Mrs von der Leyen announced that she would be presenting a ‘Green Deal for Europe’ - aiming to make the EU the first carbon neutral continent, including enshrining in law the goal of reaching net zero emissions by 2050.

She also committed to bringing forward a Biodiversity Strategy for 2030 cutting across trade, industry, agriculture and economic policy. On farming she said:“We must preserve the vital work our farmers do to provide Europeans with nutritious, affordable and safe food. This is only possible if they can make a decent living for their families. We will support our farmers with a new ‘Farm to Fork Strategy’ on sustainable food along the whole value chain.”

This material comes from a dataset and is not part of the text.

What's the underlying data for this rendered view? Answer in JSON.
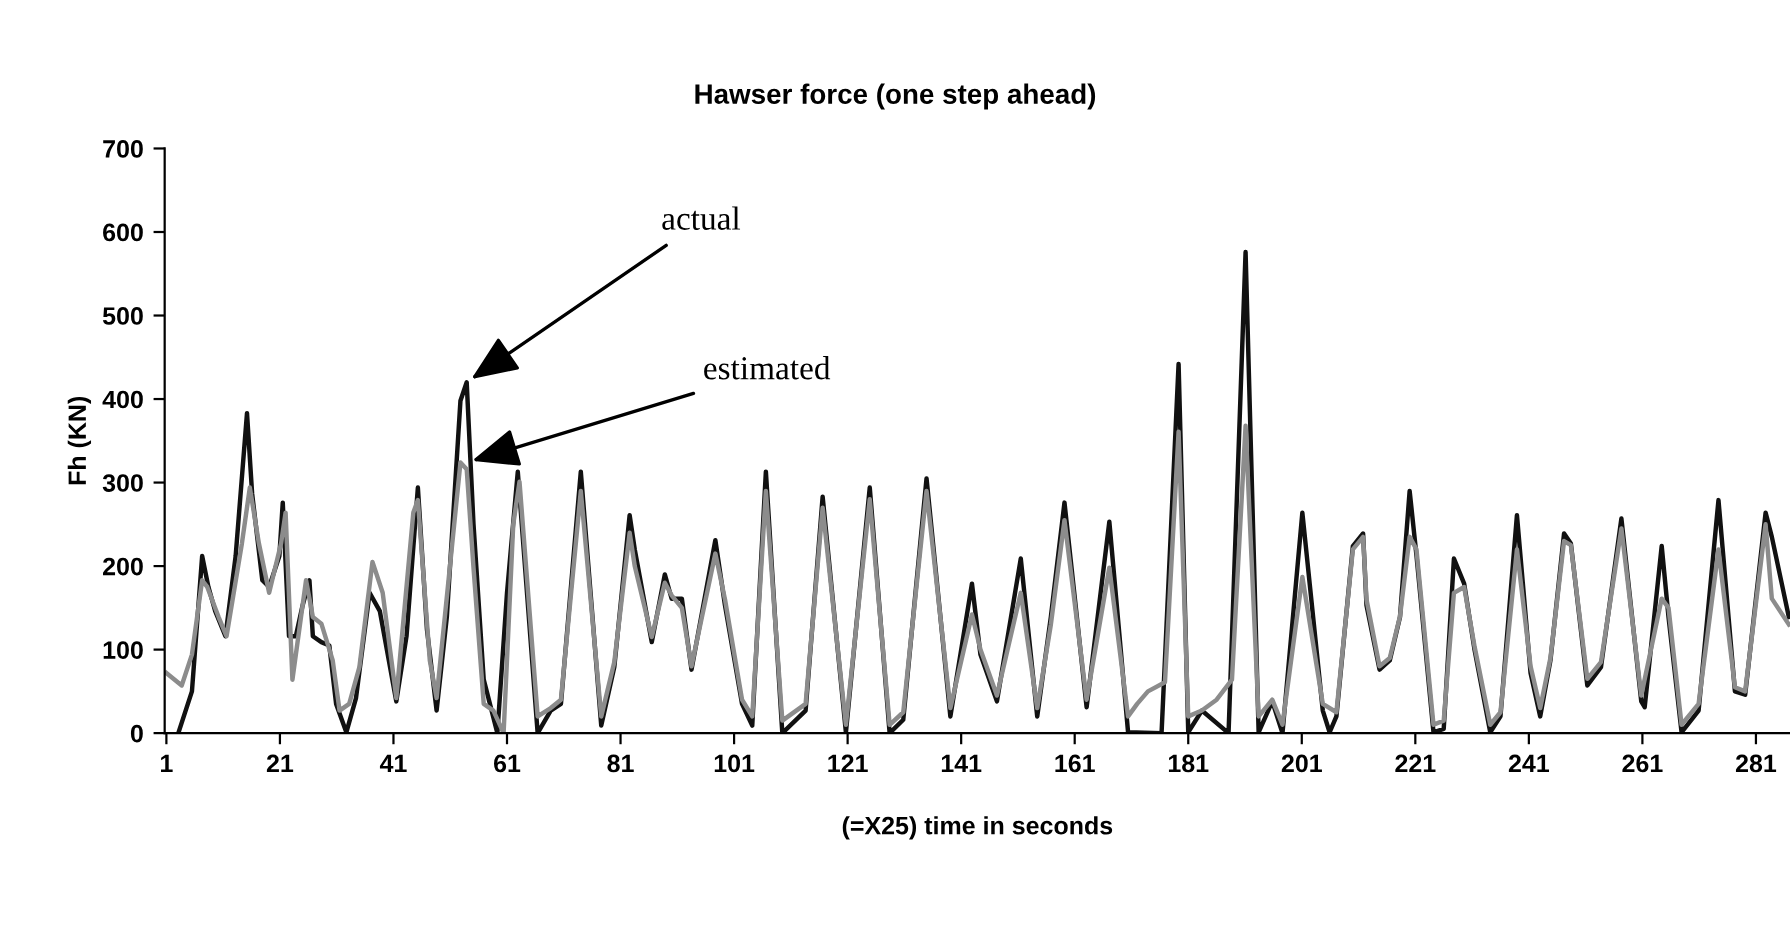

Mrs Von der Leyen also confirmed that she wants to continue with the EU’s strong, open and fair trade agenda. She plans to swiftly conclude the ongoing negotiations with Australia and New Zealand, to pursue other deals if the conditions are right and wishes to work towards a ‘balanced’ and ‘mutually beneficial’ partnership with the US.

Commission reaches conclusion on UAN fertilizer anti-dumping case

The European Commission has published its conclusion of the inquiry into claims that UAN fertilizer was being dumped on the EU market by the USA, Russia, Trinidad and Tobago. The Commission has concluded that a degree of dumping did take place and as such, it supports the continued application of duties in order to protect the EU fertilizer manufacturing industry.

The NFU alongside other European farming unions including the Irish Farmers’ Association, gave evidence to DG Trade during the inquiry and argued that the high level of duties currently applied means that EU UAN prices are consistently above world prices.

UAN use is concentrated in the arable sector and volatility in UAN prices directly translate into farm input costs. It is estimated that the antidumping measures currently in place add an additional cost of €40m to UK farmers every year.

However, despite supporting the application of duties the Commission propose that the existing ad valorem duties should be replaced with a fixed specific duty.

It is a small though positive piece of news for EU farmers, with prices continuing to rise the cost of the duty will at least remain fixed.

This proposal from the Commission will now progress for approval by member states at the TDI (trade defensive instruments) committee in DG Trade at their September meeting.